PRTG é um token baseado na Ethereum, com valor total na época do incidente de aproximadamente 480 mil dólares, cerca de 64 bilhões de won. Dados na blockchain mostram que os fundos foram transferidos para um endereço desconhecido na Ethereum, em poucos minutos.
De forma ainda mais dramática, o invasor enviou uma pequena quantidade de ETH para pagar as taxas de gás antes de fazer a transferência. Isso demonstra familiaridade com os procedimentos de blockchain, indicando uma ação planejada e calma.
O vice-diretor do Centro de Pesquisa em Blockchain da Universidade de Hanseong, Jaewoo Cho, confirmou imediatamente nas redes sociais o roubo. Ele afirmou que a divulgação da frase-semente “equivale a abrir mão do controle da carteira”, sendo uma grave falha de segurança.
Suspeita de devolução parcial após cerca de 20 horas? Baixa liquidez como fator chave
Vale destacar que há relatos de que os tokens PRTG roubados foram parcialmente ou totalmente devolvidos ao endereço original após cerca de 20 horas. No entanto, as razões ainda não foram oficialmente esclarecidas.
Analistas de mercado especulam que, devido à baixa liquidez do PRTG — com volume diário de negociação de apenas 299 dólares — uma venda de grande volume poderia causar uma queda rápida no preço, expondo o fluxo de fundos. Assim, o suspeito pode ter optado por devolver os ativos por dificuldades de liquidação ou por receio de rastreamento.

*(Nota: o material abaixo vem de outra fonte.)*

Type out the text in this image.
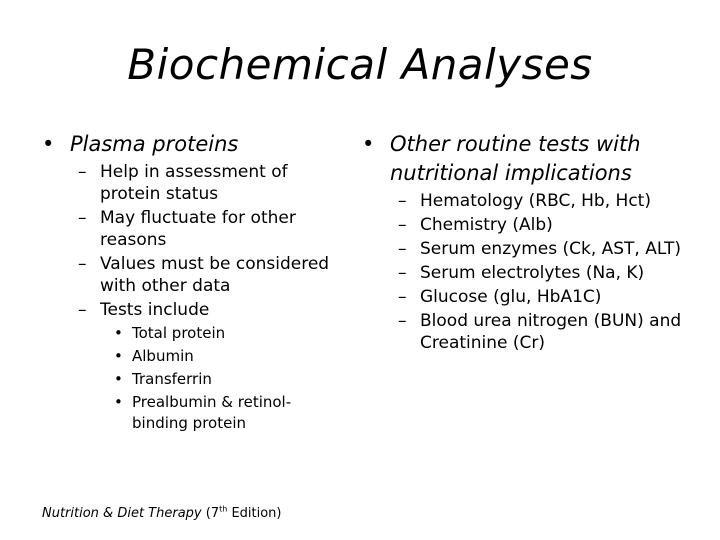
Biochemical Analyses
• Plasma proteins
– Help in assessment of protein status
– May fluctuate for other reasons
– Values must be considered with other data
– Tests include
• Total protein
• Albumin
• Transferrin
• Prealbumin & retinol-binding protein
• Other routine tests with nutritional implications
– Hematology (RBC, Hb, Hct)
– Chemistry (Alb)
– Serum enzymes (Ck, AST, ALT)
– Serum electrolytes (Na, K)
– Glucose (glu, HbA1C)
– Blood urea nitrogen (BUN) and Creatinine (Cr)
Nutrition & Diet Therapy (7th Edition)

A NTS afirmou apenas que “está verificando a situação”, sem fornecer detalhes sobre a recuperação total dos ativos ou possíveis falhas internas.
Polícia inicia investigação; terceiro incidente de perda de ativos em três meses
A Polícia Nacional da Coreia do Sul iniciou oficialmente uma investigação, designando uma unidade especializada em resposta a ataques cibernéticos para apurar o caso e verificar possíveis falhas na gestão interna.

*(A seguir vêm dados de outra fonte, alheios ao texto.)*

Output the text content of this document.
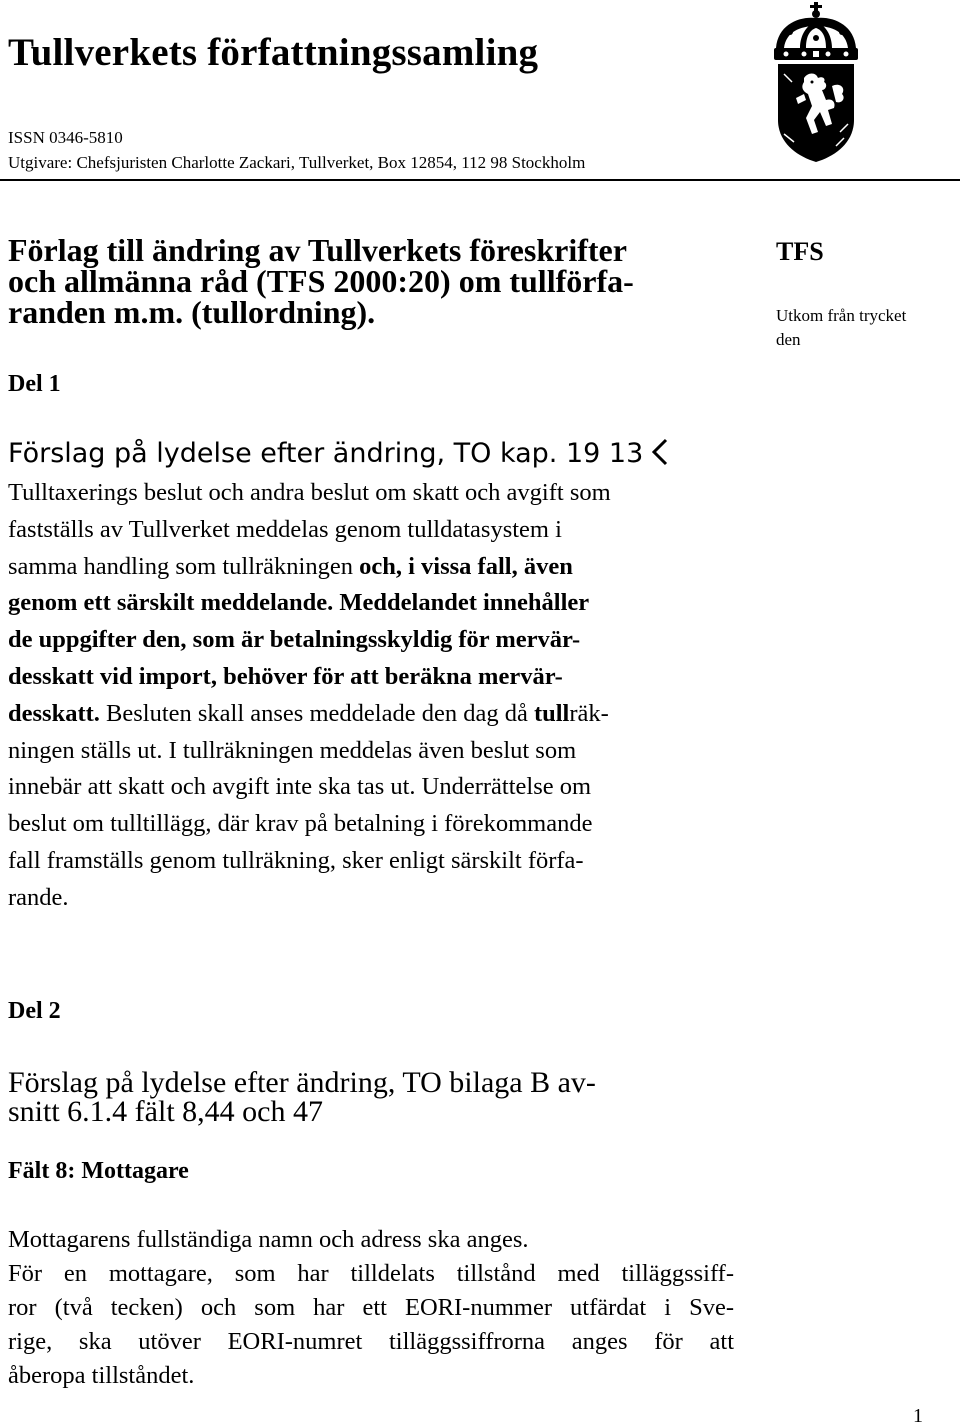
Tullverkets författningssamling
ISSN 0346-5810
Utgivare: Chefsjuristen Charlotte Zackari, Tullverket, Box 12854, 112 98 Stockholm
Förlag till ändring av Tullverkets föreskrifter
och allmänna råd (TFS 2000:20) om tullförfa-
randen m.m. (tullordning).
TFS
Utkom från trycket
den
Del 1
Förslag på lydelse efter ändring, TO kap. 19 13
Tulltaxerings beslut och andra beslut om skatt och avgift som
fastställs av Tullverket meddelas genom tulldatasystem i
samma handling som tullräkningen och, i vissa fall, även
genom ett särskilt meddelande. Meddelandet innehåller
de uppgifter den, som är betalningsskyldig för mervär-
desskatt vid import, behöver för att beräkna mervär-
desskatt. Besluten skall anses meddelade den dag då tullräk-
ningen ställs ut. I tullräkningen meddelas även beslut som
innebär att skatt och avgift inte ska tas ut. Underrättelse om
beslut om tulltillägg, där krav på betalning i förekommande
fall framställs genom tullräkning, sker enligt särskilt förfa-
rande.
Del 2
Förslag på lydelse efter ändring, TO bilaga B av-
snitt 6.1.4 fält 8,44 och 47
Fält 8: Mottagare
Mottagarens fullständiga namn och adress ska anges.
För en mottagare, som har tilldelats tillstånd med tilläggssiff-
ror (två tecken) och som har ett EORI-nummer utfärdat i Sve-
rige, ska utöver EORI-numret tilläggssiffrorna anges för att
åberopa tillståndet.
1
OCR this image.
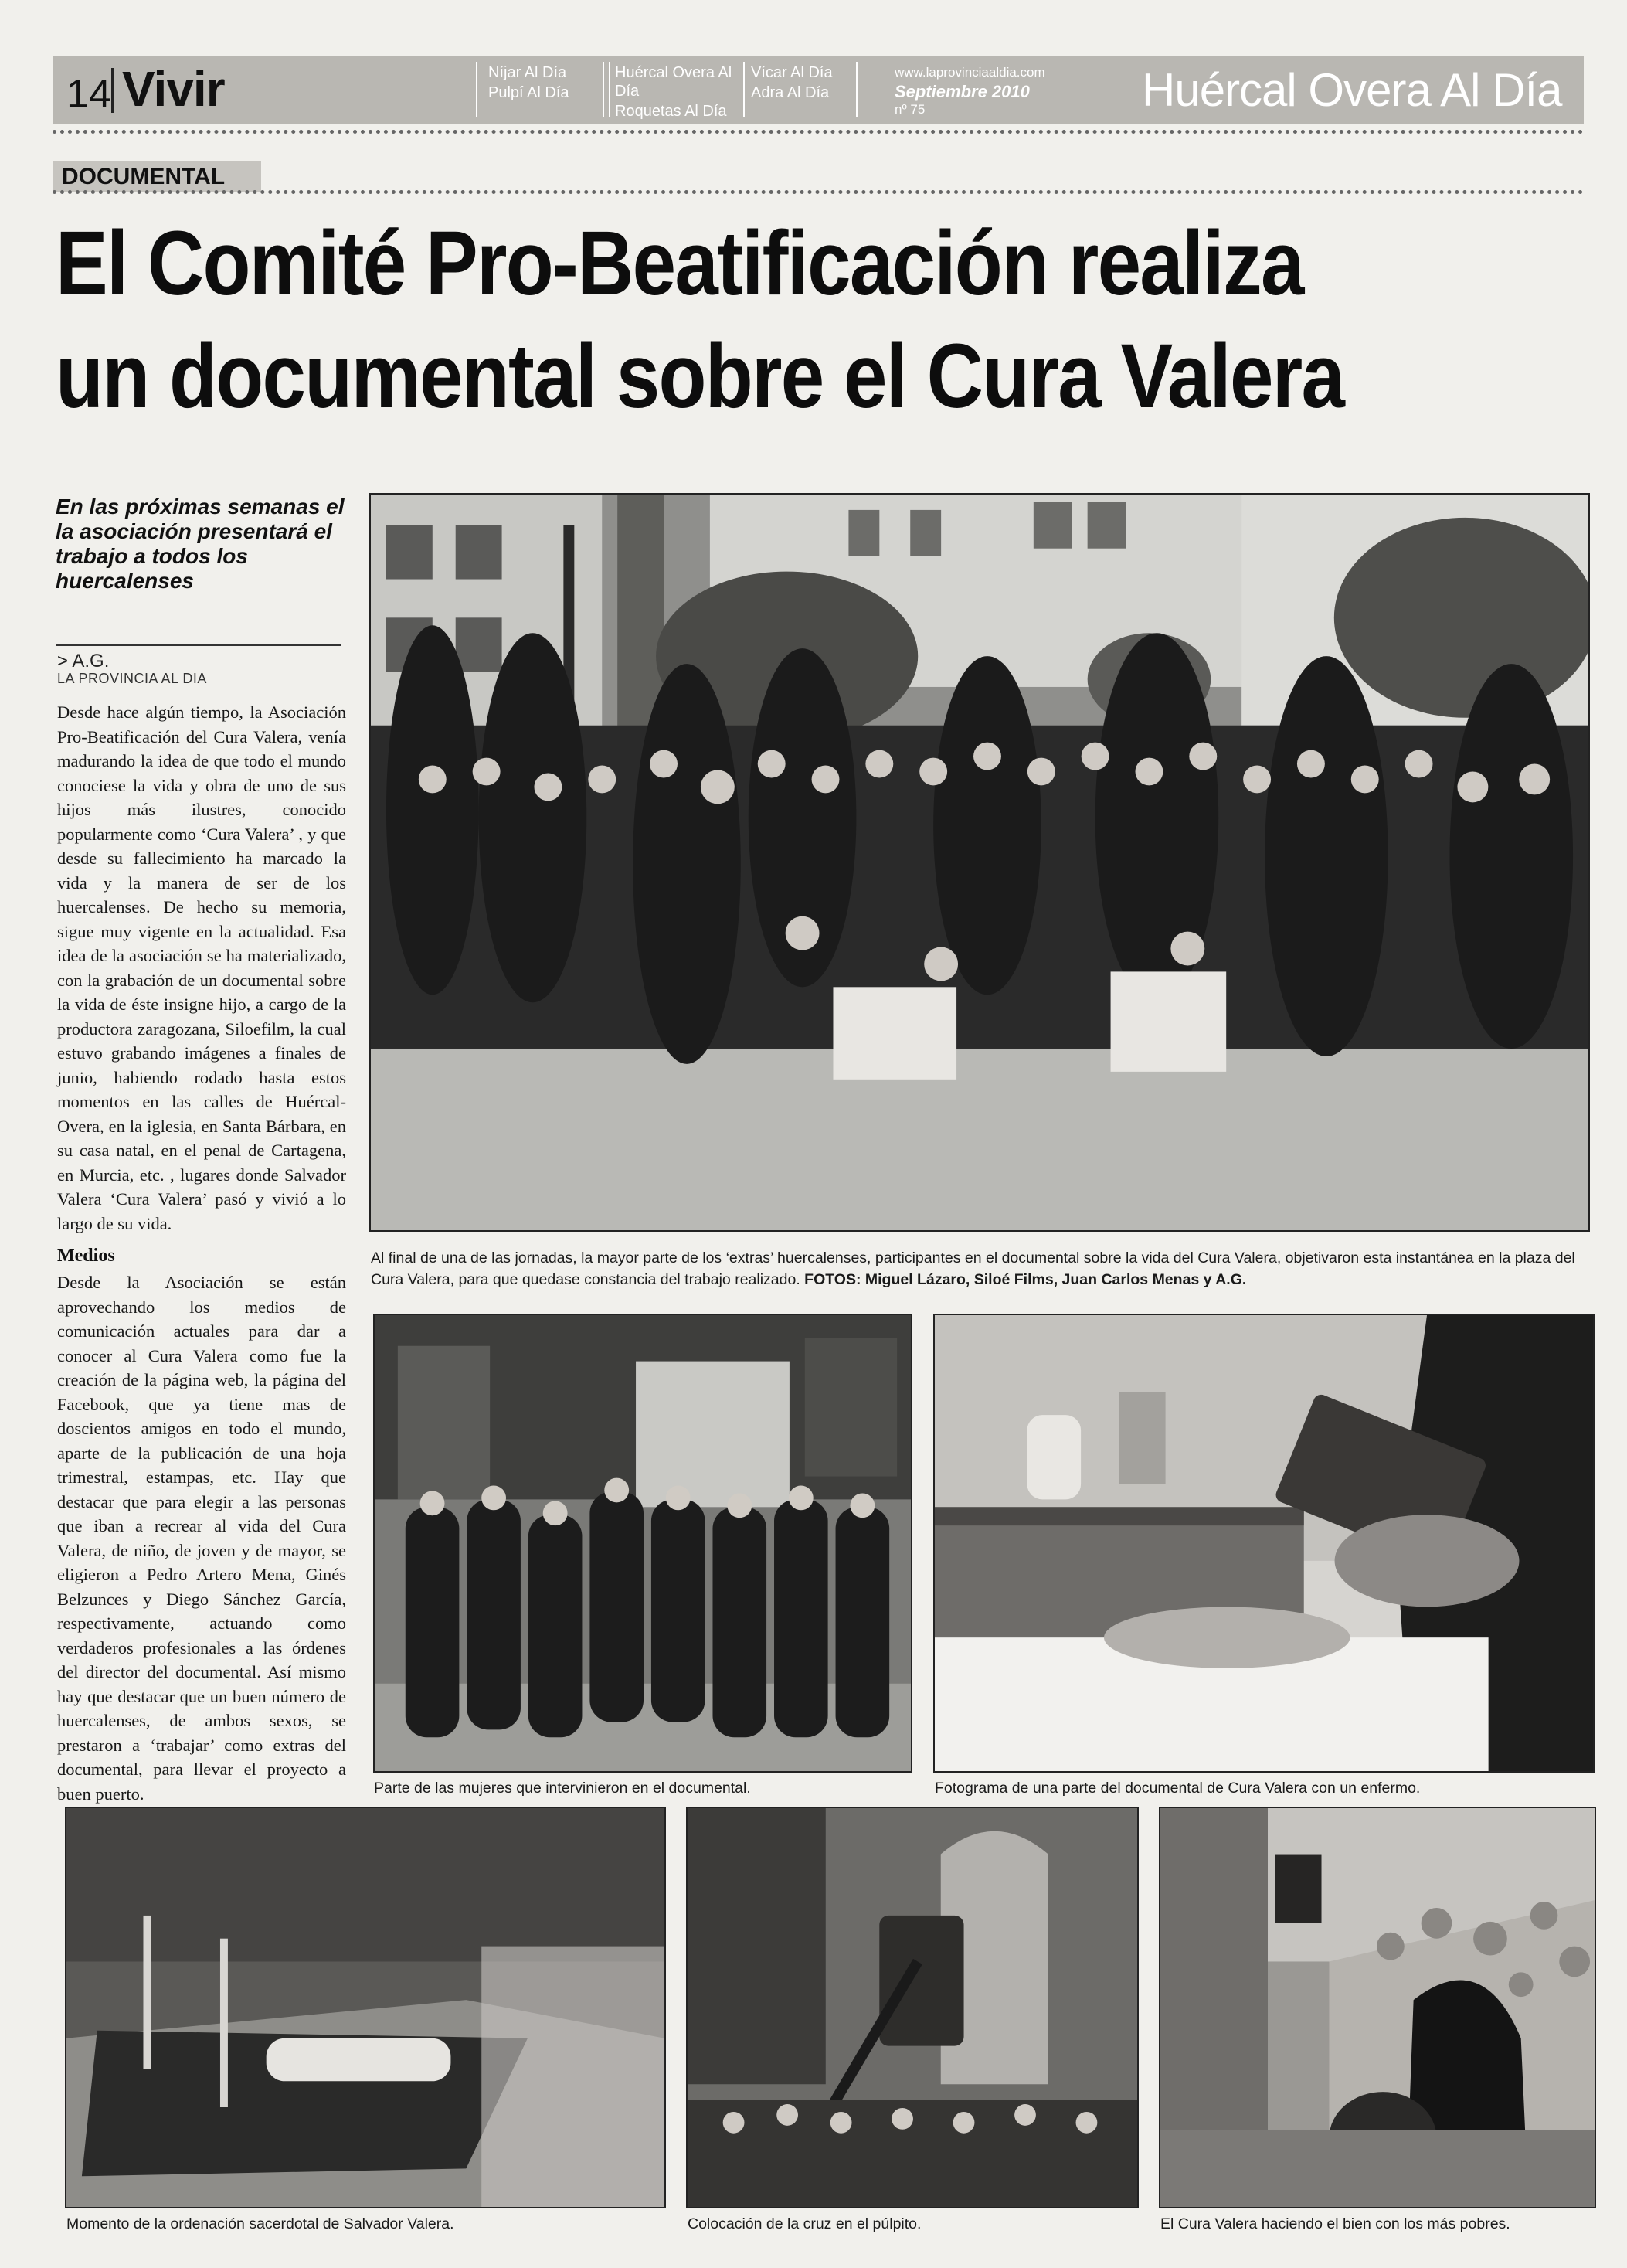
14 Vivir	Níjar Al Día
Pulpí Al Día
Huércal Overa Al Día
Roquetas Al Día
Vícar Al Día
Adra Al Día
www.laprovinciaaldia.com
Septiembre 2010
nº 75	Huércal Overa Al Día
DOCUMENTAL
El Comité Pro-Beatificación realiza
un documental sobre el Cura Valera
En las próximas semanas el la asociación presentará el trabajo a todos los huercalenses
> A.G.
LA PROVINCIA AL DIA
Desde hace algún tiempo, la Asociación Pro-Beatificación del Cura Valera, venía madurando la idea de que todo el mundo conociese la vida y obra de uno de sus hijos más ilustres, conocido popularmente como ‘Cura Valera’ , y que desde su fallecimiento ha marcado la vida y la manera de ser de los huercalenses. De hecho su memoria, sigue muy vigente en la actualidad. Esa idea de la asociación se ha materializado, con la grabación de un documental sobre la vida de éste insigne hijo, a cargo de la productora zaragozana, Siloefilm, la cual estuvo grabando imágenes a finales de junio, habiendo rodado hasta estos momentos en las calles de Huércal-Overa, en la iglesia, en Santa Bárbara, en su casa natal, en el penal de Cartagena, en Murcia, etc. , lugares donde Salvador Valera ‘Cura Valera’ pasó y vivió a lo largo de su vida.
Medios
Desde la Asociación se están aprovechando los medios de comunicación actuales para dar a conocer al Cura Valera como fue la creación de la página web, la página del Facebook, que ya tiene mas de doscientos amigos en todo el mundo, aparte de la publicación de una hoja trimestral, estampas, etc. Hay que destacar que para elegir a las personas que iban a recrear al vida del Cura Valera, de niño, de joven y de mayor, se eligieron a Pedro Artero Mena, Ginés Belzunces y Diego Sánchez García, respectivamente, actuando como verdaderos profesionales a las órdenes del director del documental. Así mismo hay que destacar que un buen número de huercalenses, de ambos sexos, se prestaron a ‘trabajar’ como extras del documental, para llevar el proyecto a buen puerto.
Al final de una de las jornadas, la mayor parte de los ‘extras’ huercalenses, participantes en el documental sobre la vida del Cura Valera, objetivaron esta instantánea en la plaza del Cura Valera, para que quedase constancia del trabajo realizado. FOTOS: Miguel Lázaro, Siloé Films, Juan Carlos Menas y A.G.
Parte de las mujeres que intervinieron en el documental.	Fotograma de una parte del documental de Cura Valera con un enfermo.
Momento de la ordenación sacerdotal de Salvador Valera.	Colocación de la cruz en el púlpito.	El Cura Valera haciendo el bien con los más pobres.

De fato, este é o terceiro incidente envolvendo a custódia de ativos criptográficos por parte de órgãos governamentais em menos de três meses.

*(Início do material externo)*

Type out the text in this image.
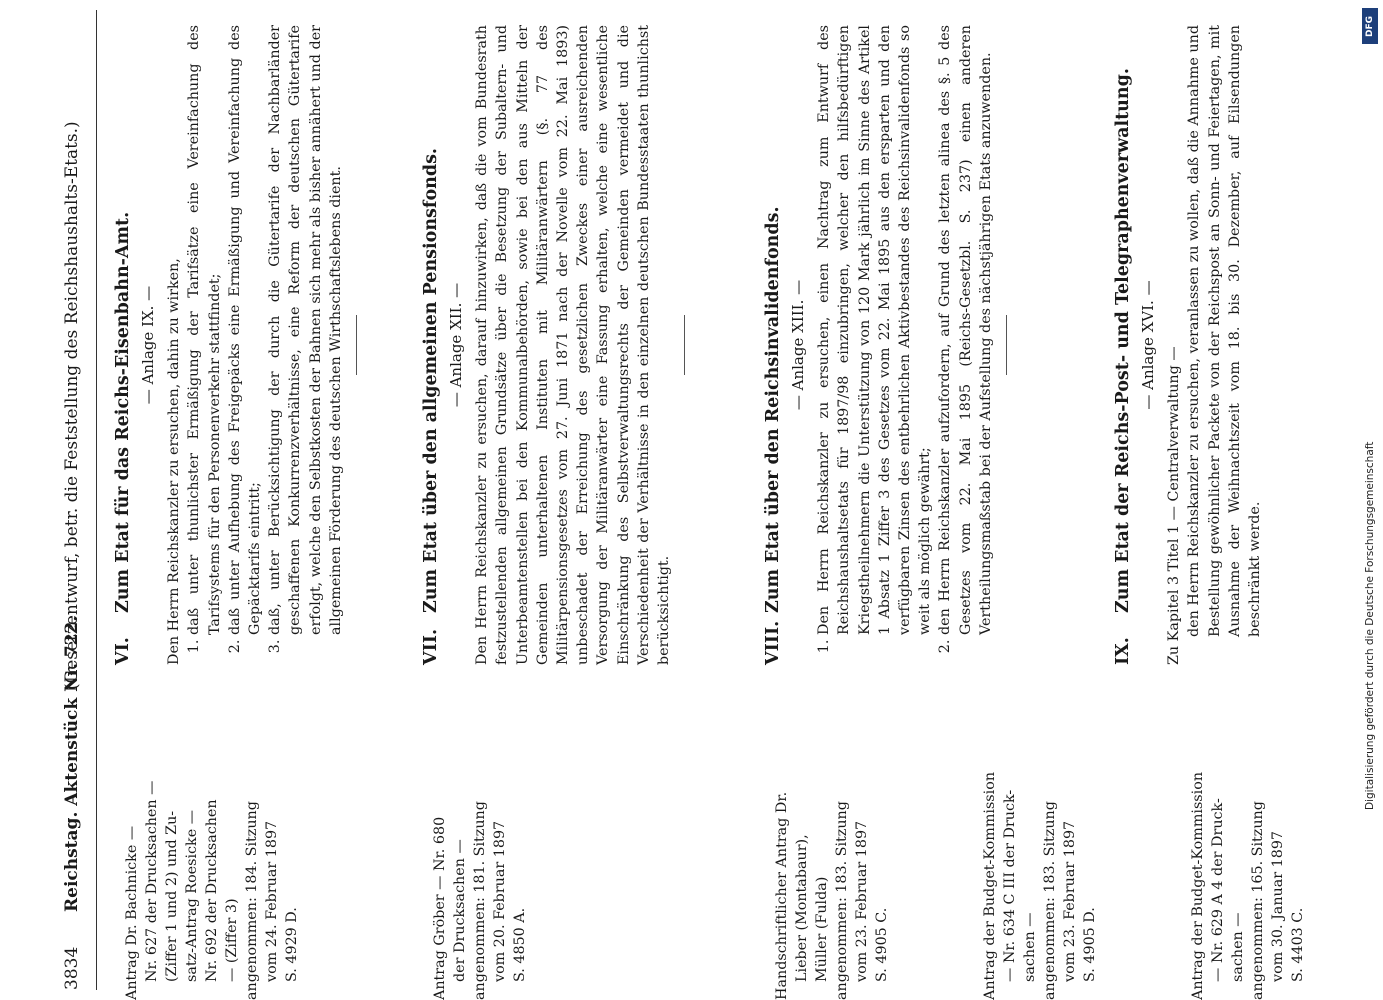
3834
Reichstag. Aktenstück Nr. 722.
(Gesetzentwurf, betr. die Feststellung des Reichshaushalts-Etats.)

Antrag Dr. Bachnicke — Nr. 627 der Drucksachen — (Ziffer 1 und 2) und Zu- satz-Antrag Roesicke — Nr. 692 der Drucksachen — (Ziffer 3) angenommen: 184. Sitzung vom 24. Februar 1897 S. 4929 D.

VI.Zum Etat für das Reichs-Eisenbahn-Amt. — Anlage IX. — Den Herrn Reichskanzler zu ersuchen, dahin zu wirken, 1. daß unter thunlichster Ermäßigung der Tarifsätze eine Vereinfachung des Tarifsystems für den Personenverkehr stattfindet; 2. daß unter Aufhebung des Freigepäcks eine Ermäßigung und Vereinfachung des Gepäcktarifs eintritt; 3. daß, unter Berücksichtigung der durch die Gütertarife der Nachbarländer geschaffenen Konkurrenzverhältnisse, eine Reform der deutschen Gütertarife erfolgt, welche den Selbstkosten der Bahnen sich mehr als bisher annähert und der allgemeinen Förderung des deutschen Wirthschaftslebens dient.

Antrag Gröber — Nr. 680 der Drucksachen — angenommen: 181. Sitzung vom 20. Februar 1897 S. 4850 A.

VII.Zum Etat über den allgemeinen Pensionsfonds. — Anlage XII. — Den Herrn Reichskanzler zu ersuchen, darauf hinzuwirken, daß die vom Bundesrath festzustellenden allgemeinen Grundsätze über die Besetzung der Subaltern- und Unterbeamtenstellen bei den Kommunalbehörden, sowie bei den aus Mitteln der Gemeinden unterhaltenen Instituten mit Militäranwärtern (§. 77 des Militärpensionsgesetzes vom 27. Juni 1871 nach der Novelle vom 22. Mai 1893) unbeschadet der Erreichung des gesetzlichen Zweckes einer ausreichenden Versorgung der Militäranwärter eine Fassung erhalten, welche eine wesentliche Einschränkung des Selbstverwaltungsrechts der Gemeinden vermeidet und die Verschiedenheit der Verhältnisse in den einzelnen deutschen Bundesstaaten thunlichst berücksichtigt.

Handschriftlicher Antrag Dr. Lieber (Montabaur), Müller (Fulda) angenommen: 183. Sitzung vom 23. Februar 1897 S. 4905 C.	Antrag der Budget-Kommission — Nr. 634 C III der Druck- sachen — angenommen: 183. Sitzung vom 23. Februar 1897 S. 4905 D.

VIII.Zum Etat über den Reichsinvalidenfonds. — Anlage XIII. — 1. Den Herrn Reichskanzler zu ersuchen, einen Nachtrag zum Entwurf des Reichshaushaltsetats für 1897/98 einzubringen, welcher den hilfsbedürftigen Kriegstheilnehmern die Unterstützung von 120 Mark jährlich im Sinne des Artikel 1 Absatz 1 Ziffer 3 des Gesetzes vom 22. Mai 1895 aus den ersparten und den verfügbaren Zinsen des entbehrlichen Aktivbestandes des Reichsinvalidenfonds so weit als möglich gewährt; 2. den Herrn Reichskanzler aufzufordern, auf Grund des letzten alinea des §. 5 des Gesetzes vom 22. Mai 1895 (Reichs-Gesetzbl. S. 237) einen anderen Vertheilungsmaßstab bei der Aufstellung des nächstjährigen Etats anzuwenden.

Antrag der Budget-Kommission — Nr. 629 A 4 der Druck- sachen — angenommen: 165. Sitzung vom 30. Januar 1897 S. 4403 C.

IX.Zum Etat der Reichs-Post- und Telegraphenverwaltung. — Anlage XVI. —

Zu Kapitel 3 Titel 1 — Centralverwaltung — den Herrn Reichskanzler zu ersuchen, veranlassen zu wollen, daß die Annahme und Bestellung gewöhnlicher Packete von der Reichspost an Sonn- und Feiertagen, mit Ausnahme der Weihnachtszeit vom 18. bis 30. Dezember, auf Eilsendungen beschränkt werde.

DFG
Digitalisierung gefördert durch die Deutsche Forschungsgemeinschaft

Em janeiro de 2026, a Procuradoria de Gwangju enfrentou controvérsia após perder cerca de 48 milhões de dólares em Bitcoin apreendidos em uma operação contra fraude; em fevereiro, a polícia de Gangnam, Seul, relatou o desaparecimento de 22 BTC (aproximadamente 1,4 milhão de dólares) apreendidos em 2022, devido à má gestão por terceiros.
Esses incidentes consecutivos levantam dúvidas sobre a competência do setor público sul-coreano na gestão e operação de ativos digitais.
Regulação mais rigorosa, mas o próprio governo pode ser o maior risco?
Como um dos países com maior volume de negociações de criptomoedas per capita, a Coreia do Sul tem reforçado suas regulações sobre exchanges, marketing por influenciadores e manipulação de mercado. No entanto, após a forte queda do Bitcoin no final de 2025, investidores de varejo migraram seus recursos para ações locais de IA e semicondutores.
Nesse contexto de regulação mais rígida, o incidente revela um risco adicional — o de falhas operacionais do próprio governo.
Vários pesquisadores de blockchain e parlamentares de oposição criticaram que o incidente poderia ter sido evitado com procedimentos básicos de segurança, como ocultar informações sensíveis, estabelecer processos padronizados de revisão de documentos e treinar funcionários públicos em segurança de ativos digitais.
Uma foto não desfocada, que custou milhões de dólares
A investigação ainda está em andamento, com as autoridades rastreando os fundos e possíveis suspeitos por meio de análises na blockchain. A NTS ainda não divulgou detalhes adicionais.
Este episódio reforça a lição de que, no universo de finanças descentralizadas, a tecnologia pode ser segura, mas falhas humanas continuam sendo a maior vulnerabilidade. Para órgãos governamentais responsáveis por ativos confiscados de grande valor, o custo de 4,8 milhões de dólares serve como um alerta que pode impulsionar reformas institucionais futuras.
No mundo da blockchain, um único erro pode, com uma única foto, fazer um ativo desaparecer instantaneamente.